Oh my God, Trent thought.
Nodding, he pulled out his cell phone and ignored the three missed calls on the display. Then he called his father’s cell phone. He knew his dad hardly used the slim device, which stayed in his car’s glove compartment. The elder Mr. Rowe preferred the old-fashioned bulkiness of land phones, which were easier for him to hold on his shoulder.
The cell rang five times, predictably, before voice mail picked up, and his father’s voice instructed him to
leave a message. Trent shrugged apologetically at Dopp as he spoke:
“Hey, it’s me. Just wondering how your day’s going. Hope you’re doing okay. Give me a call when you get this. Bye.”
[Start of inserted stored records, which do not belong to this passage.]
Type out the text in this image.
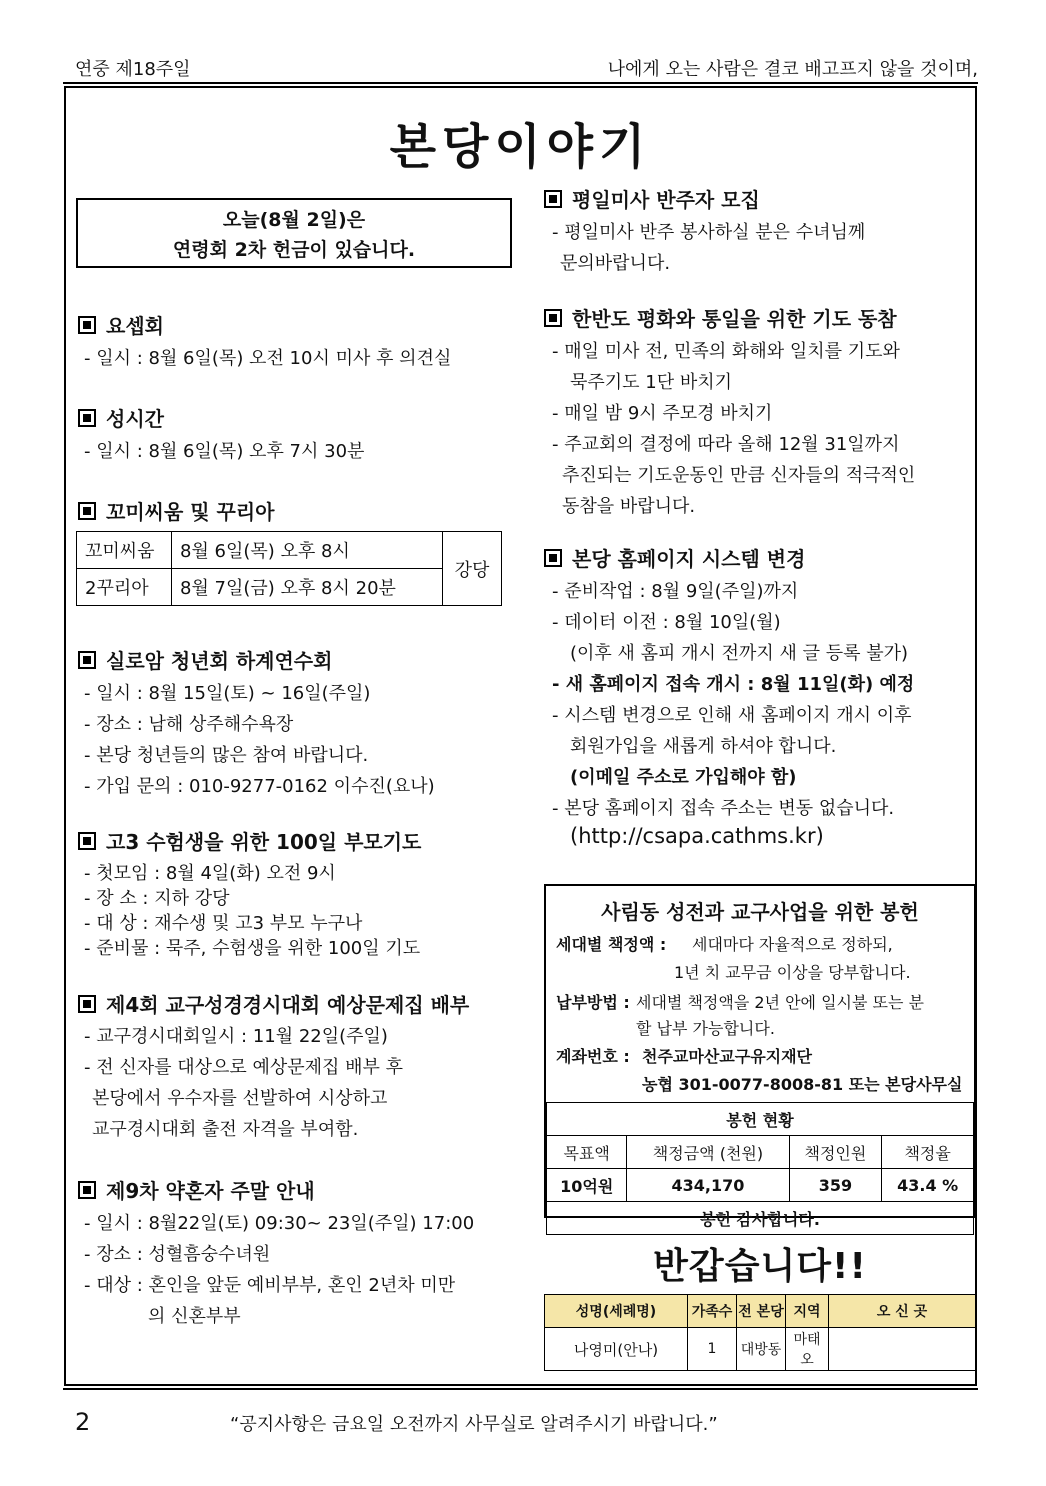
연중 제18주일	나에게 오는 사람은 결코 배고프지 않을 것이며,
본당이야기
오늘(8월 2일)은
연령회 2차 헌금이 있습니다.
요셉회
- 일시 : 8월 6일(목) 오전 10시 미사 후 의견실
성시간
- 일시 : 8월 6일(목) 오후 7시 30분
꼬미씨움 및 꾸리아
꼬미씨움	8월 6일(목) 오후 8시	강당
2꾸리아	8월 7일(금) 오후 8시 20분	
실로암 청년회 하계연수회
- 일시 : 8월 15일(토) ~ 16일(주일)
- 장소 : 남해 상주해수욕장
- 본당 청년들의 많은 참여 바랍니다.
- 가입 문의 : 010-9277-0162 이수진(요나)
고3 수험생을 위한 100일 부모기도
- 첫모임 : 8월 4일(화) 오전 9시
- 장 소 : 지하 강당
- 대 상 : 재수생 및 고3 부모 누구나
- 준비물 : 묵주, 수험생을 위한 100일 기도
제4회 교구성경경시대회 예상문제집 배부
- 교구경시대회일시 : 11월 22일(주일)
- 전 신자를 대상으로 예상문제집 배부 후
본당에서 우수자를 선발하여 시상하고
교구경시대회 출전 자격을 부여함.
제9차 약혼자 주말 안내
- 일시 : 8월22일(토) 09:30~ 23일(주일) 17:00
- 장소 : 성혈흠숭수녀원
- 대상 : 혼인을 앞둔 예비부부, 혼인 2년차 미만
의 신혼부부
평일미사 반주자 모집
- 평일미사 반주 봉사하실 분은 수녀님께
문의바랍니다.
한반도 평화와 통일을 위한 기도 동참
- 매일 미사 전, 민족의 화해와 일치를 기도와
묵주기도 1단 바치기
- 매일 밤 9시 주모경 바치기
- 주교회의 결정에 따라 올해 12월 31일까지
추진되는 기도운동인 만큼 신자들의 적극적인
동참을 바랍니다.
본당 홈페이지 시스템 변경
- 준비작업 : 8월 9일(주일)까지
- 데이터 이전 : 8월 10일(월)
(이후 새 홈피 개시 전까지 새 글 등록 불가)
- 새 홈페이지 접속 개시 : 8월 11일(화) 예정
- 시스템 변경으로 인해 새 홈페이지 개시 이후
회원가입을 새롭게 하셔야 합니다.
(이메일 주소로 가입해야 함)
- 본당 홈페이지 접속 주소는 변동 없습니다.
(http://csapa.cathms.kr)
사림동 성전과 교구사업을 위한 봉헌
세대별 책정액 : 세대마다 자율적으로 정하되,
1년 치 교무금 이상을 당부합니다.
납부방법 : 세대별 책정액을 2년 안에 일시불 또는 분
할 납부 가능합니다.
계좌번호 : 천주교마산교구유지재단
농협 301-0077-8008-81 또는 본당사무실
봉헌 현황			
목표액	책정금액 (천원)	책정인원	책정율
10억원	434,170	359	43.4 %
봉헌 감사합니다.			
반갑습니다!!
성명(세례명)	가족수	전 본당	지역	오 신 곳
나영미(안나)	1	대방동	마태오	
2	“공지사항은 금요일 오전까지 사무실로 알려주시기 바랍니다.”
He looked up at Dopp. “No answer. Hopefully she’ll call soon.”
“I didn’t think she would pick up,” Dopp muttered. “Are you seeing her tonight?”
“I was supposed to.”
“Well, find out the truth. And if you don’t, there will be consequences. We have the upper hand now, and I intend to use it before it’s too late.”
“How?”
“I have an idea of my own. But I may not have to go that far if you can make things easy for us. I’ll be in touch tonight. If you don’t have her voice on record saying where she was going and why, then you can expect consequences.”
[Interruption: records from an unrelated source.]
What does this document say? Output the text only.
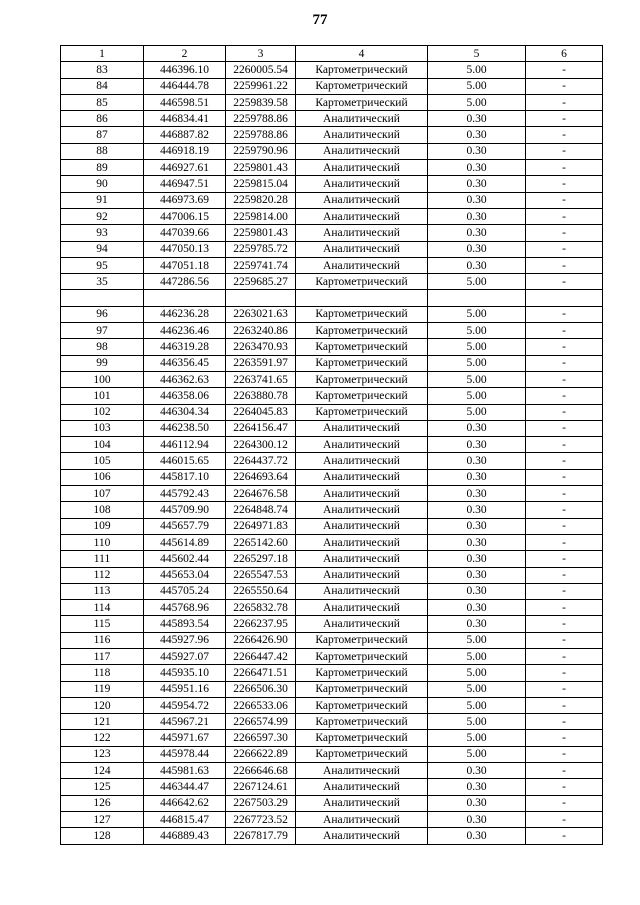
77
1	2	3	4	5	6
83	446396.10	2260005.54	Картометрический	5.00	-
84	446444.78	2259961.22	Картометрический	5.00	-
85	446598.51	2259839.58	Картометрический	5.00	-
86	446834.41	2259788.86	Аналитический	0.30	-
87	446887.82	2259788.86	Аналитический	0.30	-
88	446918.19	2259790.96	Аналитический	0.30	-
89	446927.61	2259801.43	Аналитический	0.30	-
90	446947.51	2259815.04	Аналитический	0.30	-
91	446973.69	2259820.28	Аналитический	0.30	-
92	447006.15	2259814.00	Аналитический	0.30	-
93	447039.66	2259801.43	Аналитический	0.30	-
94	447050.13	2259785.72	Аналитический	0.30	-
95	447051.18	2259741.74	Аналитический	0.30	-
35	447286.56	2259685.27	Картометрический	5.00	-

96	446236.28	2263021.63	Картометрический	5.00	-
97	446236.46	2263240.86	Картометрический	5.00	-
98	446319.28	2263470.93	Картометрический	5.00	-
99	446356.45	2263591.97	Картометрический	5.00	-
100	446362.63	2263741.65	Картометрический	5.00	-
101	446358.06	2263880.78	Картометрический	5.00	-
102	446304.34	2264045.83	Картометрический	5.00	-
103	446238.50	2264156.47	Аналитический	0.30	-
104	446112.94	2264300.12	Аналитический	0.30	-
105	446015.65	2264437.72	Аналитический	0.30	-
106	445817.10	2264693.64	Аналитический	0.30	-
107	445792.43	2264676.58	Аналитический	0.30	-
108	445709.90	2264848.74	Аналитический	0.30	-
109	445657.79	2264971.83	Аналитический	0.30	-
110	445614.89	2265142.60	Аналитический	0.30	-
111	445602.44	2265297.18	Аналитический	0.30	-
112	445653.04	2265547.53	Аналитический	0.30	-
113	445705.24	2265550.64	Аналитический	0.30	-
114	445768.96	2265832.78	Аналитический	0.30	-
115	445893.54	2266237.95	Аналитический	0.30	-
116	445927.96	2266426.90	Картометрический	5.00	-
117	445927.07	2266447.42	Картометрический	5.00	-
118	445935.10	2266471.51	Картометрический	5.00	-
119	445951.16	2266506.30	Картометрический	5.00	-
120	445954.72	2266533.06	Картометрический	5.00	-
121	445967.21	2266574.99	Картометрический	5.00	-
122	445971.67	2266597.30	Картометрический	5.00	-
123	445978.44	2266622.89	Картометрический	5.00	-
124	445981.63	2266646.68	Аналитический	0.30	-
125	446344.47	2267124.61	Аналитический	0.30	-
126	446642.62	2267503.29	Аналитический	0.30	-
127	446815.47	2267723.52	Аналитический	0.30	-
128	446889.43	2267817.79	Аналитический	0.30	-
“But what if she won’t tell me?”
“Then I guess you’re pretty useless on this case.”
Trent tightened his lips and did not answer.
“We have to do whatever it takes,” Dopp said, reaching up to hold the back of his flushed neck. “This isn’t about you, and it’s not even just about her.”
Trent nodded, ironically sympathizing with his boss’s strength of convictions. Their motivation was the same: to stop something each saw as evil, because it was a threat to life. On one level, Trent wished that his onetime mentor could see him for who he really was—not an inept agent, but an equally fervent adversary. He hoped they were well matched.
* * *
Sam rushed to Arianna’s apartment giddily. When his taxi pulled up to her building, he tossed the driver two twenties for a ten-dollar ride, and then bounded inside. He waved to the doorman as he ran across the tiled floor into the elevator. The mirrored panels inside showed him the dopey grin on his lips, and he chuckled, hardly noticing his five-day growth of silvery stubble. The anticipation of seeing Arianna’s face carried him on light feet to her door.
When she opened it, he was thrilled to see her sunken cheeks flushed, her smile wide. In her rosy skin and bright eyes, it was as if the life left in her was already proclaiming its comeback.